Интеб подошел к ближайшему камню, ярко освещенному огнем костра, и провел рукой по его поверхности. Она была обработана, неровности сглажены: неплохо, если учесть величину камня. Он высоко вздымался над головой египтянина и был надежно укреплен в земле – зодчий пригляделся – ну, по крайней мере, достаточно надежно. Верхний скругленный конец был вымазан красным, впрочем, густая обмазка местами раскрошилась и отскочила за время дождей. Два ряда камней образовывали разомкнутые круги. Годы труда. И камень-то не из местных. Взглядом зодчего Интеб успел подметить на равнине огромные камни. Серовато-белые, совсем иные, чем здесь. Интеб обошел вокруг вздымавшегося в небо монолита и едва не споткнулся о воина, сидевшего спиной к камню.
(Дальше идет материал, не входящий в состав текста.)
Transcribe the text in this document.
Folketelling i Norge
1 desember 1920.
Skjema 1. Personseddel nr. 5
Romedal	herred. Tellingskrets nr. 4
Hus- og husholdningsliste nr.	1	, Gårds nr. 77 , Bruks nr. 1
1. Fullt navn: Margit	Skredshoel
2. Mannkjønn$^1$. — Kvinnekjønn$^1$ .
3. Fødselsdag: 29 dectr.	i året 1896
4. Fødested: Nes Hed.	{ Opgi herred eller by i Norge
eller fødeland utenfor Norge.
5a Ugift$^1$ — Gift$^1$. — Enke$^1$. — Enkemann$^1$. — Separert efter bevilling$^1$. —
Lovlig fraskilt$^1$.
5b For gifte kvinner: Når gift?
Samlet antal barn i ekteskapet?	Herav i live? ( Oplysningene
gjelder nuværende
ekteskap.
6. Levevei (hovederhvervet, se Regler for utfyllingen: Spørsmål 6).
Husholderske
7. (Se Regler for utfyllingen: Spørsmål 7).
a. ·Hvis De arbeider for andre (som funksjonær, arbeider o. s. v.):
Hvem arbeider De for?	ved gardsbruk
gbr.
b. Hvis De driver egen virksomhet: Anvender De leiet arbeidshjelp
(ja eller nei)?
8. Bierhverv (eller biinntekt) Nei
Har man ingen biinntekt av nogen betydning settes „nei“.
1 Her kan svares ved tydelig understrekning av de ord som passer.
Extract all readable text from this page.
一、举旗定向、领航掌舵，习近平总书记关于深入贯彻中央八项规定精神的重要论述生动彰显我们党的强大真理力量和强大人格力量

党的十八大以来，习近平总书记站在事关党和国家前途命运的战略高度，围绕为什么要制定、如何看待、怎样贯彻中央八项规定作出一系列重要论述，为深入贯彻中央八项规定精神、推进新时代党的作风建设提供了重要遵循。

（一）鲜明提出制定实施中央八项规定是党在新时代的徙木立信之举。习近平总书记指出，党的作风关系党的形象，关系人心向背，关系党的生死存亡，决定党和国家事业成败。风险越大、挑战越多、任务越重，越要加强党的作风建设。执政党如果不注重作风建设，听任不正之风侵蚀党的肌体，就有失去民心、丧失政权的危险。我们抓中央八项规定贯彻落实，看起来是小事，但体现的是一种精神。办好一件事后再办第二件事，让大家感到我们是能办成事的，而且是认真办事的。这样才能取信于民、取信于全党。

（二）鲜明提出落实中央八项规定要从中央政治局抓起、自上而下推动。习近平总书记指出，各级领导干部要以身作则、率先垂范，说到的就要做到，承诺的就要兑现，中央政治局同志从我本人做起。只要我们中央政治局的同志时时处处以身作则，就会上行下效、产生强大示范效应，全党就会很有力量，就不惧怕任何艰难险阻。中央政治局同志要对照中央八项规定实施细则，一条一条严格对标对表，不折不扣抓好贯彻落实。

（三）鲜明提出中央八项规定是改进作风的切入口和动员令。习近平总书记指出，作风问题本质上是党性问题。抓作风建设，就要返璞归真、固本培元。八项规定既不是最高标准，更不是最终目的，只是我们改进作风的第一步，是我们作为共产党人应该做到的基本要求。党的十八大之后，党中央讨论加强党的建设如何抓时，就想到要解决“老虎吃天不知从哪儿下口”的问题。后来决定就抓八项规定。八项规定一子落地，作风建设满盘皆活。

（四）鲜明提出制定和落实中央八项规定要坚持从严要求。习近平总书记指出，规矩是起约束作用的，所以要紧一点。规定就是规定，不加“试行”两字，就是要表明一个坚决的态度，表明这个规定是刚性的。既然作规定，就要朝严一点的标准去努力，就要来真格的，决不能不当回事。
– Что ты здесь делаешь? – резко спросил Интеб.

– Мой это камень, мой собственный, – пробормотал воин.

– Подойди-ка сюда, чтобы я мог тебя видеть.

Подволакивая ногу, йерний переполз поближе и сразу же привалился к камню. Это был один из побежденных воинов Уалы. Усы его были разбиты, лицо осунулось. Он получил удар по ноге, кожа почернела от запекшейся крови. Интеб полюбопытствовал:

– А что это значит – твой камень?

– Мой! – отвечал йерний и с возвратившимся отчасти присутствием духа приступил к обязательной похвальбе. – Я – Фан Фална, тот, кто убивает, тот, кого нельзя убить, тот, кто ел медведя, оленя, вепря и лошадь – и сразил их своею рукой. Это мой камень. Камень воина. Он стал моим, когда я отрезал первую голову врага. И я положил голову на этот камень, повесил на него мои драгоценности и раскрасил его. Женщины трепещут перед ним, они боятся взглянуть на него – он такой же большой, красный и твердый, как у меня, – указав на чресла, он устало вздохнул и опустился на землю. – Я – Фан Фална, – пробормотал он с унынием, вспомнив о поражении.

– А у всех ли воинов есть такой камень?

Йерний не ответил. Интебу пришлось, схватив за волосы, стукнуть его головой о камень.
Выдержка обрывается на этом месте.